There are parents that seem to have an almost inbred intolerance to even slight variation from the strict dogma they have learned from the bad Chinuch they have themselves received. They seem to be encouraged to be even more rigid in those views than were those responsible for inculcating these values in them.

They are far less tolerant of even the slightest variance in the values they teach their children. They seem to have a fire and brimstone parenting approach when it comes to matters of Hashkafa. I believe the writer and her husband’s experiences are far more common than people believe. The results of this kind of hard core parenting can derail one’s Judaism.

Although there is a certain amount of dysfunction in the Torah world in some families that is responsible for many of those raised in it for rejecting of Judaism - I don’t think it is arguable that dysfunction is the sole source of this problem. Nor should we ignore questions of faith and doubt that one may the have by encountering information that seems to contradict the religious dogma they were taught. Both dysfunction and serious questions of faith are major contributors to those leaving it.

But one cannot ignore what this writer has written from the depths of her heart. She demonstrates that when the good intentions are combined with bad parenting - which is the result of their own learned intolerance – it can lead a child astray. This is an intolerance that has been taught by many Yeshiva Rebbeim. Thankfully, not all Rabbinic figures have been so indoctrinated. They either resisted it, or had better, more tolerant, less fire and brimstone Chinuch. Thank God for the understanding Rabbis and Rebbitzins who helped this couple through their struggles. What follows is her comment in its entirety.

It's about time someone wrote this.

My husband is the kindest person I know. He has a great personality, is smart, has wonderful morals, and is a terrific father. I could never have asked for a better spouse. Both he and I still struggle with our religious obligations due to years of horrific influence of parents that were just as you described in your article.

They constantly used the word of G-d to "teach" us the ways of the Torah, when in reality all they succeeding in doing make Judaism look so unappealing that we eventually went off the derech for a couple of years. Only with the help of kind Rabbi's and Rebbetzin's in Israel were we able to find the beauty in a Torah way of life. His father would be so careful never to miss minyan but treats his family like their worthless. He had figuratively shoved Torah down his son's throat.

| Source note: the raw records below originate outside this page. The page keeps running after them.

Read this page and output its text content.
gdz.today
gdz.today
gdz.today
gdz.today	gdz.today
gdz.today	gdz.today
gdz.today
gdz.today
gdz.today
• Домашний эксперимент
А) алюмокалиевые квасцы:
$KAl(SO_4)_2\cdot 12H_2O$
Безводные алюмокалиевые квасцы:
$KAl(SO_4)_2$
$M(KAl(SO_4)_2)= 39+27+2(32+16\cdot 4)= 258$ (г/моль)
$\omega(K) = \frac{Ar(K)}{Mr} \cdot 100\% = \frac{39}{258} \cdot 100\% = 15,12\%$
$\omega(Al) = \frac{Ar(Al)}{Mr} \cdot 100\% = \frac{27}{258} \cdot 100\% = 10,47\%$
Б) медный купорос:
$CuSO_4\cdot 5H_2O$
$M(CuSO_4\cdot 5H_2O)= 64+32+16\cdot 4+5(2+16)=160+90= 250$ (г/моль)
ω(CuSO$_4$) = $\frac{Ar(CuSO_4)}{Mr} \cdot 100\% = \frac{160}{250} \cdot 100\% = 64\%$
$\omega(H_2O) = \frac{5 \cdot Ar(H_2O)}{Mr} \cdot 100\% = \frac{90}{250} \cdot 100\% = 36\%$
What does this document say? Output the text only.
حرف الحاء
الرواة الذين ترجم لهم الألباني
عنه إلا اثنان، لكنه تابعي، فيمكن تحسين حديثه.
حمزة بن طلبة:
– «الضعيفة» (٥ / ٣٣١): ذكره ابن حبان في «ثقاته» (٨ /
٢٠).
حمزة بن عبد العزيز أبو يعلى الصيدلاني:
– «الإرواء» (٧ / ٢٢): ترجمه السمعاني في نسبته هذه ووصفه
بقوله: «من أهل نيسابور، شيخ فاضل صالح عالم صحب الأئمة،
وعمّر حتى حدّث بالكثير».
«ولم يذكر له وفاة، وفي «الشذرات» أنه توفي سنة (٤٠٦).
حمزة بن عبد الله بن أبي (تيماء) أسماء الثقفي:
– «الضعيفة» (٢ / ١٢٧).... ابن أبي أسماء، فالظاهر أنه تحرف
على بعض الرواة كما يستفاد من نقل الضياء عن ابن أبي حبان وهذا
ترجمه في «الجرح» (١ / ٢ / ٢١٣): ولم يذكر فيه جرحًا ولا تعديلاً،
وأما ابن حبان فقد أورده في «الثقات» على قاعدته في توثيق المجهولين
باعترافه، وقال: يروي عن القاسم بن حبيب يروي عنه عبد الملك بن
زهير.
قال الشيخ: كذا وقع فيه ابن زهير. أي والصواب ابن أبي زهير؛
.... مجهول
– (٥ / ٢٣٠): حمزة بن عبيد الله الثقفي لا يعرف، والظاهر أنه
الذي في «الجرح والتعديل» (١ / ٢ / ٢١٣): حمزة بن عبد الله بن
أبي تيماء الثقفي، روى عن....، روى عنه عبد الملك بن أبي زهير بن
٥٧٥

My parents would oversee that I was davening "the right way" and here and there would stomp up and down on my non-jewish music in front of me and my sibling yelling, "Pritzus, Pristzus, Pritzus!"

This is just two sentences of the horrifying religious upbringing that we sadly experienced. When we both went to Israel, our Rabbi's were amazed that we even wanted to be religious at all. His siblings and in laws constantly judge us that we are not "frum" enough.Some of the things that these people so are disgusting, whether it is in their personal or professional lives. These are the people judge us that my husband doesn't go to minyan and he doesn't wear a black hat?It doesn't make sense to me.

It's one thing to have troubles with religious observance, it's another thing entirely to make excuses to do illegal things "based" on halachic loopholes.(like to be fully supported, have an incredibly furnished apartment, wear diamonds and Shevy wigs, and then go about crying poor to collect Wic checks and food stamps.).

We want our children to grow up with a love for Torah and G-d, but where is the beauty of Judaism? It has been all but stomped out of the Jewish community by the molesters, thieves, abusers, and scammers that dare call themselves yidden. In today's community, where is the attractive draw to yiddishkeit?

Thank you for your informative post. I hope your article is a huge wake up call, and brings some change.It is people like you that make us dare hope that real Judaism isn't as corrupted or lost as we thought.